Oneplus 6 scoperta della vulnerabilità

Questa grave vulnerabilità è stata scoperta da Jason Donenfeld presidente di Edge Security azienda nel campo della sicurezza informatica. Che ha comunicato la vulnerabilità a Oneplus che l’ha confermata e sta lavorando assieme al ricercatore per la risoluzione del problema.

Per sfruttare questo tipo di vulnerabilità serve l’accesso fisico al dispositivo per alcuni minuti. Per poter entrare nel bootloader e avviare tramite “fastboot” un immagine di Android modificata ad-hoc per effettuare un attacco hacker al dispositivo.

Non c’è neanche bisogno di attivare il Debug-USB dato che entrare nel bootloader è facilissimo. Basta un computer, un cavo USB e l’immagine preparata da scrivere sul dispositivo.

Oneplus 6 la risposta ufficiale dell’azienda

Oneplus ha detto di prendere seriamente la problematica dato che la gravità della vulnerabilità è gravissima. Dato la semplicità di attacco dello smartphone per l’azienda sarebbe uno smacco di non poco conto se non risolvesse un problema del genere ma sopratutto lascerebbe gli utenti esposti ad una grave problematica.

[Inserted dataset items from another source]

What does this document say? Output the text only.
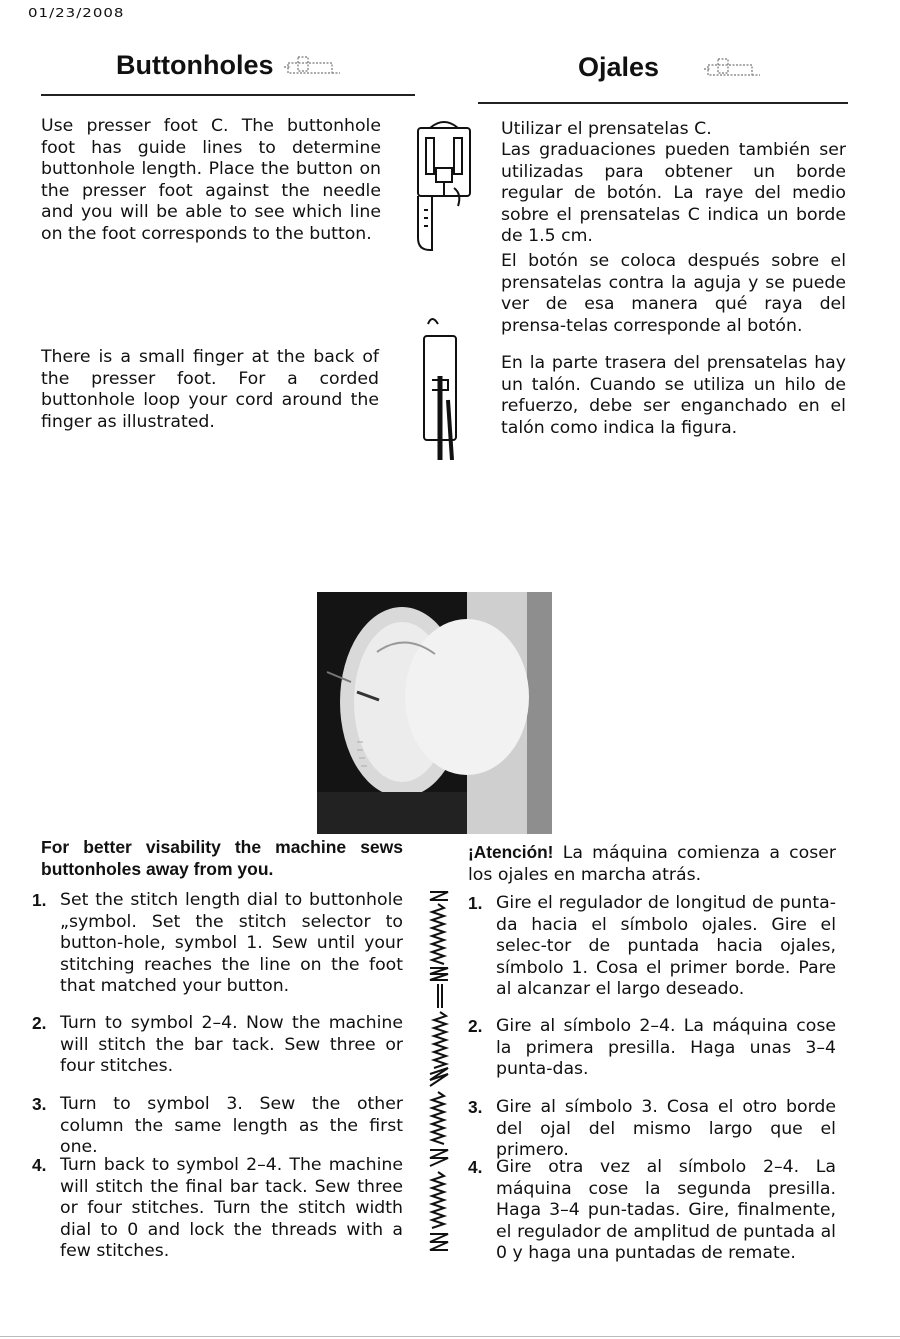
01/23/2008
Buttonholes	Ojales
Use presser foot C. The buttonhole foot has guide lines to determine buttonhole length. Place the button on the presser foot against the needle and you will be able to see which line on the foot corresponds to the button.
There is a small finger at the back of the presser foot. For a corded buttonhole loop your cord around the finger as illustrated.
Utilizar el prensatelas C.
Las graduaciones pueden también ser utilizadas para obtener un borde regular de botón. La raye del medio sobre el prensatelas C indica un borde de 1.5 cm.
El botón se coloca después sobre el prensatelas contra la aguja y se puede ver de esa manera qué raya del prensa-telas corresponde al botón.
En la parte trasera del prensatelas hay un talón. Cuando se utiliza un hilo de refuerzo, debe ser enganchado en el talón como indica la figura.
For better visability the machine sews buttonholes away from you.
1. Set the stitch length dial to buttonhole „symbol. Set the stitch selector to button-hole, symbol 1. Sew until your stitching reaches the line on the foot that matched your button.
2. Turn to symbol 2–4. Now the machine will stitch the bar tack. Sew three or four stitches.
3. Turn to symbol 3. Sew the other column the same length as the first one.
4. Turn back to symbol 2–4. The machine will stitch the final bar tack. Sew three or four stitches. Turn the stitch width dial to 0 and lock the threads with a few stitches.
¡Atención! La máquina comienza a coser los ojales en marcha atrás.
1. Gire el regulador de longitud de punta-da hacia el símbolo ojales. Gire el selec-tor de puntada hacia ojales, símbolo 1. Cosa el primer borde. Pare al alcanzar el largo deseado.
2. Gire al símbolo 2–4. La máquina cose la primera presilla. Haga unas 3–4 punta-das.
3. Gire al símbolo 3. Cosa el otro borde del ojal del mismo largo que el primero.
4. Gire otra vez al símbolo 2–4. La máquina cose la segunda presilla. Haga 3–4 pun-tadas. Gire, finalmente, el regulador de amplitud de puntada al 0 y haga una puntadas de remate.
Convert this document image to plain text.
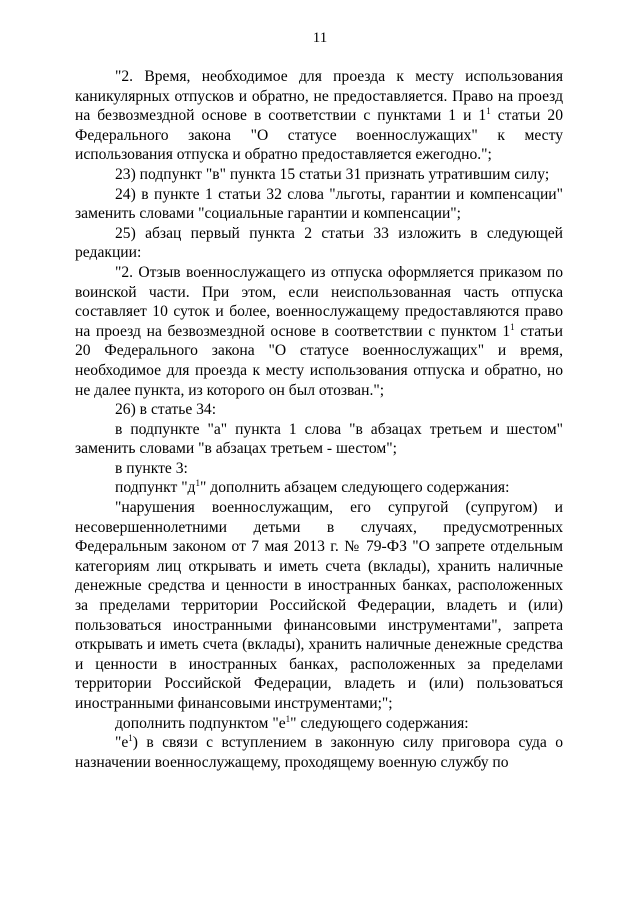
11

"2. Время, необходимое для проезда к месту использования каникулярных отпусков и обратно, не предоставляется. Право на проезд на безвозмездной основе в соответствии с пунктами 1 и $1^1$ статьи 20 Федерального закона "О статусе военнослужащих" к месту использования отпуска и обратно предоставляется ежегодно.";

23) подпункт "в" пункта 15 статьи 31 признать утратившим силу;

24) в пункте 1 статьи 32 слова "льготы, гарантии и компенсации" заменить словами "социальные гарантии и компенсации";

25) абзац первый пункта 2 статьи 33 изложить в следующей редакции:

"2. Отзыв военнослужащего из отпуска оформляется приказом по воинской части. При этом, если неиспользованная часть отпуска составляет 10 суток и более, военнослужащему предоставляются право на проезд на безвозмездной основе в соответствии с пунктом $1^1$ статьи 20 Федерального закона "О статусе военнослужащих" и время, необходимое для проезда к месту использования отпуска и обратно, но не далее пункта, из которого он был отозван.";

26) в статье 34:

в подпункте "а" пункта 1 слова "в абзацах третьем и шестом" заменить словами "в абзацах третьем - шестом";

в пункте 3:

подпункт "$д^1$" дополнить абзацем следующего содержания:

"нарушения военнослужащим, его супругой (супругом) и несовершеннолетними детьми в случаях, предусмотренных Федеральным законом от 7 мая 2013 г. № 79-ФЗ "О запрете отдельным категориям лиц открывать и иметь счета (вклады), хранить наличные денежные средства и ценности в иностранных банках, расположенных за пределами территории Российской Федерации, владеть и (или) пользоваться иностранными финансовыми инструментами", запрета открывать и иметь счета (вклады), хранить наличные денежные средства и ценности в иностранных банках, расположенных за пределами территории Российской Федерации, владеть и (или) пользоваться иностранными финансовыми инструментами;";

дополнить подпунктом "$е^1$" следующего содержания:

"$е^1$) в связи с вступлением в законную силу приговора суда о назначении военнослужащему, проходящему военную службу по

L’azienda non è estranea a questo tipo di problemi anche in passato era capitato con qualche altro smartphone di avere una vulnerabilità di questo tipo. Nonostante ciò One Plus, ha sempre tempestivamente rilasciato bugfix per correggere la problematica.

Certamente per i modder è una grave rogna dato che molto probabilmente era possibile caricare ROM di Android custom tipo Lineage OS, Resurrection Remix OS, Paranoid e chi più ne ha ne metta.

D’ora in avanti sicuramente sarà necessario sbloccare il bootloader per non rinunciare alle ROM custom e tutto il mondo del modding che ci gira intorno.